Farmers are currently facing new CAP regulations regarding what they can grow and how they should grow it, with a heavy leaning towards the protection of the environment rather than food production.
Last week hundreds of farmers blockaded Morrisons depot in Bridgwater and the Muller Wiseman processing plant, and further action is planned by desperate farmers this week. Dairy farmers are dealing with the price of milk being slashed from 34p/litre to 25p/litre by processors and retailers. This despite the vast majority of the British public reportedly willing to pay more for milk to support struggling dairy farmers.
Cattle farmers have seen live weight beef prices drop 25per cent since last year, and arable farmers have watched in dismay as wheat prices went into free fall to £107 per ton, compared to £160 last year and £220 in 2012.
It would be useful to have a crystal ball to predict just where farm commodity prices are heading. Does the world require more food to feed the escalating population as Mr Hogan and others predict? Is it unreasonable for farmers expect to receive at the very least the cost of production, to enable them to earn a living wage and invest in their businesses?
It is true that world events including the Russian trade embargo and the slump in global dairy commodities and oversupply of wheat, effects basic commodity prices. Some ‘experts’ suggest prices have yet to reach rock bottom.
Should dairy farmers reduce cow numbers, and arable farmers put land into setaside, and sit it out? Or do they battle on hoping things will improve risking bankruptcy and losing their farms, many of which have been in the same family for generations.
What is sure is that the public should understand the true value of food. Instead of slashing the price of milk, butter, cheese, bread and meat, retailers should be selling the story of food production to the public. Food should be appreciated as a valuable commodity which is worth paying for. We need to promote a better understanding about how it has journeyed from field to plate.
There is a story which is worryingly as significant today as it was some ten years ago. A local farmer, now sadly deceased, regularly invited groups of city school children to his farm in West Sussex. He was showing a group of kids an assortment of livestock in a barn when they were distracted by a hen squawking noisily as she laid an egg in a hay wrack just beside them. Far from being delighted to have witnessed this natural occurrence, one young fellow exclaimed in disgust “gawd, that’s the last time I eat one of them, my mum told me eggs are made in the supermarket”!

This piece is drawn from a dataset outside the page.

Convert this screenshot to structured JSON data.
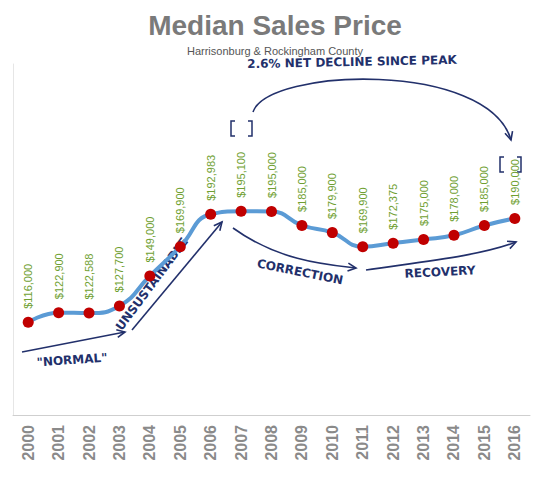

Sadly despite the efforts of farmers and farming organisations up and down the country to educate the public, this young man’s understanding of how and where his staple food is produced is not unique, and I suspect his mum would have been equally surprised.
Many farmers share a view that some food retailers also have little idea as to how produce conveniently arrives at distribution depots! Things have improved but the message is not being passed onto the public that farmers work twelve months of the year through wind, rain, sun, flood, drought, disease and the occasional hurricane, to put food on our plates.
UK farmers still face irritating and unnecessary red tape and bureaucracy despite pledges from the government that they would be slashed. We also cope with increasing demands for accountability and farm assured quality, a challenge we willingly embrace because we are confident that we have always adopted best practise. It is in our interest to do so.
Our patience is being sorely tested when it is apparent that imports from unaccountable sources continue to undercut British produce. Retailers claim that the public demand cheap food. Rubbish! The public want value, they want local and of course they want to know the food they buy is safe, and is what it says on the label.
Food security is vital. However, if prices continue to fall farmers will stop farming, diversify, sell land to developers or cover their fields in solar panels or wind farms, and food production will drop dramatically. Then as demand rises as we are assured it will to feed the growing population, to whom shall we turn?
The world is in turmoil with wars, disease, extreme weather conditions, floods and soil erosion. British food security must not be compromised by ignorance or complacency. Action is needed now to ensure British farmers can continue to produce vital food, and maintain and protect our glorious countryside.